Just let gravity take it.
Let the whole face be soft.
Let the scalp release.
And this will also help release the neck.
And if you slide the head back a bit,
Letting the ears be over the shoulders,
That will also help release the neck and jaw.
Let the shoulders relax back and down.
Let this open the front of your chest.
We tend to tighten in the front part of our torso to protect ourselves in our daily life.
So this releasing opening could also unstick habitual unpleasant emotions and thoughts.
The body's habits can affect the mind.
So here,
We are tuning into what it feels like to release.
Let the shoulders just drop.
Let the whole front of the torso and the belly soften,
Allowing the breath to just drop down easily into a soft belly.
So continue to allow your awareness to notice and soak into any sensations of release,
Ease,
Or letting go in the body,
Whether you are deliberately cultivating them or whether they're happening naturally,
Like on the breath out.
And you can use the label release.
Release.
Either say it out loud or to yourself in a regular rhythm,
Maybe on each breath out.
And every time you say it,
It reminds you to keep your attention on these special flavors of release in the body.
Release.
Release.
Release.
Good.
Keep noting flavors of release,
Which may be more subtle when you're breathing normally,
But subtle is significant.
And you can rewire your nervous system just as much with noting subtle sensations as with noting bigger sensations.
Just soak into these flavors of release,
Feeling the pleasant letting go and settling that is created.
Release.
Release.
Release.
Release.
Release.
Repeat.
Release.
Release.
Release.
Release.
Release.
Release.
Release.
Each wave takes you further,
Deeper into relaxation.
Release.
Release.
Release.
Release.
Release.
Release.
Release.
Release.
Release.
Release.
Release.
Release.
Release.
Release.
Release.
Release.
Release.
Release.
Release.
Release.
Release.
Release.
Release.
Release.
Release.
Release.
Blank.
Blank.
Blank.
Blank.
Blank.
Blank.
Blank.
Blank.
Blank.
Blank.
Blank.
Blank.
Blank.
Blank.
Blank.
Blank.
Blank.
Blank.
Good.
So now,
For the last few minutes of this meditation,
We can play with combining these two restful experiences.
And you have the option of doing whatever feels best for you.
You can stay with blank and maybe allow some peripheral awareness to open up and notice release in the body.
Maybe just on the breath out.
Blank.
Release.
Staying with blank.
Noticing release on the outside.
Or you could move gently between blank and release.
Maybe a label or two in one and a label or two in the other.
Whatever feels good for you.
Blank.
Blank.
Release.
Or if you'd rather,
You can just stay parked in blank or just hang out with the release in the body for the last few minutes.
Blank.
Good.
Notice if you feel more relaxed and if the mind is more settled.
That was time well spent.
You found a resting place for the body and a resting place for the mind where you can park without engaging the thinking process.

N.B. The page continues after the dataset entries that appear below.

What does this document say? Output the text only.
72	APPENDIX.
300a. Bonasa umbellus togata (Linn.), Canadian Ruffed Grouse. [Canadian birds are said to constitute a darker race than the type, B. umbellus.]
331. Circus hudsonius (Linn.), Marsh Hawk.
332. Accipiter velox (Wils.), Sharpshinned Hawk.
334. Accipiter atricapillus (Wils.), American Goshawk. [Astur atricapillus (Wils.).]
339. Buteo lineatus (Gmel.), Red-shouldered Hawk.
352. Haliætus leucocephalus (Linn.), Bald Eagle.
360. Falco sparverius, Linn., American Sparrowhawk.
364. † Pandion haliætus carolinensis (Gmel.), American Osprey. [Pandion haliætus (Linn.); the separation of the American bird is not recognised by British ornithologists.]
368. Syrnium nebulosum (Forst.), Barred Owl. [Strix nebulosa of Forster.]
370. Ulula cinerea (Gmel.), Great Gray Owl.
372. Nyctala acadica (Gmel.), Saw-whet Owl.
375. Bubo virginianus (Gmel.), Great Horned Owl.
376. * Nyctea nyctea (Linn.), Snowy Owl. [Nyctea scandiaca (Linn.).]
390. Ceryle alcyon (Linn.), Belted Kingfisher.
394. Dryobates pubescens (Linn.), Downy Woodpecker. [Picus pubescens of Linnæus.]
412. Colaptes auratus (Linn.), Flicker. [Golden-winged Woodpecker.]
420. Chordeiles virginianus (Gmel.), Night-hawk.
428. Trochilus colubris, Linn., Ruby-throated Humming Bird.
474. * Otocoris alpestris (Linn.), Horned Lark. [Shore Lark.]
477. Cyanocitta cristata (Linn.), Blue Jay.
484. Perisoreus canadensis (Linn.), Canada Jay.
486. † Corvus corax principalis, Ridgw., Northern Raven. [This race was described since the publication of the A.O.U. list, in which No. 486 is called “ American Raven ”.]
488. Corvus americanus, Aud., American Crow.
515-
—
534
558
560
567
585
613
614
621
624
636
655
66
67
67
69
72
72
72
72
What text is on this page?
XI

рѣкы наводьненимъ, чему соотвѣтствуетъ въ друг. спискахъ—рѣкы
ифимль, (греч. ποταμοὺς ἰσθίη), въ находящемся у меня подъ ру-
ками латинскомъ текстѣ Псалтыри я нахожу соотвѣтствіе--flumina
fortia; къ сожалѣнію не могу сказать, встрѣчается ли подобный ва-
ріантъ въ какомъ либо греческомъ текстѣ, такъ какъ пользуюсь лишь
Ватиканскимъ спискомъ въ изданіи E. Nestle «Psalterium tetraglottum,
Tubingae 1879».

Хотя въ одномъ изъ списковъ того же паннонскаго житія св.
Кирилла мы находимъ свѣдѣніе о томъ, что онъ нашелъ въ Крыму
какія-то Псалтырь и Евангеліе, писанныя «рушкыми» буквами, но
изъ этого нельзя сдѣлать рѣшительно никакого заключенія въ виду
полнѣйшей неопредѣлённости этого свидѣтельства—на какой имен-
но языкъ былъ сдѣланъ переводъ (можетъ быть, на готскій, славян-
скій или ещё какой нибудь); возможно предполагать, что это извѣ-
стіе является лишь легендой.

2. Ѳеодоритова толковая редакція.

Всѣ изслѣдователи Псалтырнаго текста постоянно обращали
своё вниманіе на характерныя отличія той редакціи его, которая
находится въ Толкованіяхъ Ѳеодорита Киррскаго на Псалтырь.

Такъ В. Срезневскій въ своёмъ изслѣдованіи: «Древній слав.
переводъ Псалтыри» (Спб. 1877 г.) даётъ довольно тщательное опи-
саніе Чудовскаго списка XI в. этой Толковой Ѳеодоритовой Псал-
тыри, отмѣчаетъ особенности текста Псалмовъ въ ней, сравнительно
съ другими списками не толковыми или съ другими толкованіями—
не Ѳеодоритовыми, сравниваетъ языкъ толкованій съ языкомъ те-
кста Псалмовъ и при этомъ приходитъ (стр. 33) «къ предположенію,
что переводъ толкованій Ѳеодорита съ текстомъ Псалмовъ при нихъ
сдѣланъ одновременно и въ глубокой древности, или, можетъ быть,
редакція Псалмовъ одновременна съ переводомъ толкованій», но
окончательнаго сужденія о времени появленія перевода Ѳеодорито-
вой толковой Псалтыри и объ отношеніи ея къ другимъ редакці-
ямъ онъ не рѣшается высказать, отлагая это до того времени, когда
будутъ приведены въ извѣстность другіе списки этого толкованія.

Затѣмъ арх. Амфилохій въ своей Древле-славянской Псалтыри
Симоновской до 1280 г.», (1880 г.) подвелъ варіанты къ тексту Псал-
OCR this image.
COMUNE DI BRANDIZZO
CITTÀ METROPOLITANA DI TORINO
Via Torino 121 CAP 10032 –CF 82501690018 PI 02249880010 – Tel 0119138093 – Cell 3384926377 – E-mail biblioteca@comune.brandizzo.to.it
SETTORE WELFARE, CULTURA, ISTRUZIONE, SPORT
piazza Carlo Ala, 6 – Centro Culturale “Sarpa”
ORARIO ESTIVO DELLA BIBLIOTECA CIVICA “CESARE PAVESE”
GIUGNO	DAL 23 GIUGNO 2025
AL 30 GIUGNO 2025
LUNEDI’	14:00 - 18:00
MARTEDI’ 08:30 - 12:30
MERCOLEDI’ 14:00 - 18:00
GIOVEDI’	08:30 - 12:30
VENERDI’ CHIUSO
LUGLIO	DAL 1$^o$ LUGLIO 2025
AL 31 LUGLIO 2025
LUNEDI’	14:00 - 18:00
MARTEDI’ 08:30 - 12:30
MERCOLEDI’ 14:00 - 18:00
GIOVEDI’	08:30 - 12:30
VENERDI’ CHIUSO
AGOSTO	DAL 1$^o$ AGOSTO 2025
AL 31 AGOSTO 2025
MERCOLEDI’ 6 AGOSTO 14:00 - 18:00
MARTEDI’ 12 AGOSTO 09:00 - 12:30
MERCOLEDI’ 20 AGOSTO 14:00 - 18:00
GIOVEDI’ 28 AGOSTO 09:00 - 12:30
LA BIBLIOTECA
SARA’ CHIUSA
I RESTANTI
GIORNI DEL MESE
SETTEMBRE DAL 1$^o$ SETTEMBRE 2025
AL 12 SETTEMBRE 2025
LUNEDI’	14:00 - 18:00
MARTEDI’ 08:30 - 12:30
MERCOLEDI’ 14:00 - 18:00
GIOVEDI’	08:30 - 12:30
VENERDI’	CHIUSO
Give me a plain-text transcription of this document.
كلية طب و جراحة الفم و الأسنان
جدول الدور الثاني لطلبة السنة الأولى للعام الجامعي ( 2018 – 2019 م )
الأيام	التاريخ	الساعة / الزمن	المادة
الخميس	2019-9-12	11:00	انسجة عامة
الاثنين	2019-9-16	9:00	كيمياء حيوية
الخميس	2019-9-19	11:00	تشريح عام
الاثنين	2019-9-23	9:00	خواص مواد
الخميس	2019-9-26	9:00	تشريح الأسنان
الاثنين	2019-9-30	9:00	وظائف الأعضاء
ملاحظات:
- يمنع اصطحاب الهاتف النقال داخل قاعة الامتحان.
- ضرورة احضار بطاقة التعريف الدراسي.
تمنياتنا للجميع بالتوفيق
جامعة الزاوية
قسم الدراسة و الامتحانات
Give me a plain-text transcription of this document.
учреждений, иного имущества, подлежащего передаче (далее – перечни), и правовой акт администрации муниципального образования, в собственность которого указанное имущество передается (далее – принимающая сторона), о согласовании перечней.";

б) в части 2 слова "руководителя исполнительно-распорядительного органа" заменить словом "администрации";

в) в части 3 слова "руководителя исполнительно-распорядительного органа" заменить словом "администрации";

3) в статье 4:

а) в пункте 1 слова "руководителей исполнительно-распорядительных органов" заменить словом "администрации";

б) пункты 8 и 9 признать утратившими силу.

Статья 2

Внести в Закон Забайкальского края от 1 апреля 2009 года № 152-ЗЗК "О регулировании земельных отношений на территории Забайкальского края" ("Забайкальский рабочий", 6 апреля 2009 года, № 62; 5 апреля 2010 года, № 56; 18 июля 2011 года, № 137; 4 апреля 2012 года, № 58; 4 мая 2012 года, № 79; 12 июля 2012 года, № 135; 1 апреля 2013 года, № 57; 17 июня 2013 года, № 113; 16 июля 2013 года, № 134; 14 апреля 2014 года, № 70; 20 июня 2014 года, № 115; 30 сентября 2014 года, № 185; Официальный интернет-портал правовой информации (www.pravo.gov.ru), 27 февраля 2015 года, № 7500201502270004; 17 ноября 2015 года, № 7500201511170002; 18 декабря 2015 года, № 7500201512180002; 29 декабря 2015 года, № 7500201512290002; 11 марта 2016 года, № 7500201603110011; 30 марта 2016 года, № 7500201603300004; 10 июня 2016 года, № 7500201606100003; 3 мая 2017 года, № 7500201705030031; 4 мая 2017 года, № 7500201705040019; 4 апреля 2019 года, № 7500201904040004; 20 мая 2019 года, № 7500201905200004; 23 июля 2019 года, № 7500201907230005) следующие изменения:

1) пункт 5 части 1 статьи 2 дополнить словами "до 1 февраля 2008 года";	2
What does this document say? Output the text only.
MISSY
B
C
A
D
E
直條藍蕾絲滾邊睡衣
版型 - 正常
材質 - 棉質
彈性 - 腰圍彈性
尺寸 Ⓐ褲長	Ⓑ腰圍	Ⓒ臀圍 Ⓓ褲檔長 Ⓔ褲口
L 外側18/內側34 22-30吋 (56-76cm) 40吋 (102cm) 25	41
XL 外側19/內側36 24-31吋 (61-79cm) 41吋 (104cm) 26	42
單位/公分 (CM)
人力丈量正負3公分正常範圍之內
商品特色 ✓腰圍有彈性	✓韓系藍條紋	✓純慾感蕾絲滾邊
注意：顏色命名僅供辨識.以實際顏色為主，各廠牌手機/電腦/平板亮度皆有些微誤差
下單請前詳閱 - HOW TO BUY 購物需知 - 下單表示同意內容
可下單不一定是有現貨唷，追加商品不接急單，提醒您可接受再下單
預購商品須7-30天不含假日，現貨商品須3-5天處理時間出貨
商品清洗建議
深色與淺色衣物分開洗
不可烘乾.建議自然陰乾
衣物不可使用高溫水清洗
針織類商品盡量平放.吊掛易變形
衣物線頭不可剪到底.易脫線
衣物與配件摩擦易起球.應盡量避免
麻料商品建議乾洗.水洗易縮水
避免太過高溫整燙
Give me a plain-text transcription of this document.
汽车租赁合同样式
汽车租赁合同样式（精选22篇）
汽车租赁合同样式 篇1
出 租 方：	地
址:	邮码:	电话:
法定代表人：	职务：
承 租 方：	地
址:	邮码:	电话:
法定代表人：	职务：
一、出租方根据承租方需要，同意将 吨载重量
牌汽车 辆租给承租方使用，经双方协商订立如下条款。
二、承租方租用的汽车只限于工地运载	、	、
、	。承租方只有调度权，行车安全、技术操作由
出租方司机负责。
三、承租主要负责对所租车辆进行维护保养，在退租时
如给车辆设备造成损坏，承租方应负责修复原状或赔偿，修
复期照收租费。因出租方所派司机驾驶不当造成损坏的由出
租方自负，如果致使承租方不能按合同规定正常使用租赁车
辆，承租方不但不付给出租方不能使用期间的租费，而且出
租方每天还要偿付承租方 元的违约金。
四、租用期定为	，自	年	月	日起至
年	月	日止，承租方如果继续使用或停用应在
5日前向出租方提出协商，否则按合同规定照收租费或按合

And know that both blank and release are available at any moment in your day.
You can always just pause for a few breaths of release and a few breaths of blank and then maybe both for a few breaths.
And you will have soothed your nervous system.
It's a great act of kindness.
And now I invite you to allow any experience of release,
Relaxation,
Ease,
Focus from this meditation to continue after the end of this meditation to become part of the fabric of your moment to moment experience.
I'm Stephanie Nash and it has been my pleasure to facilitate this journey.
May you have more ease in your life.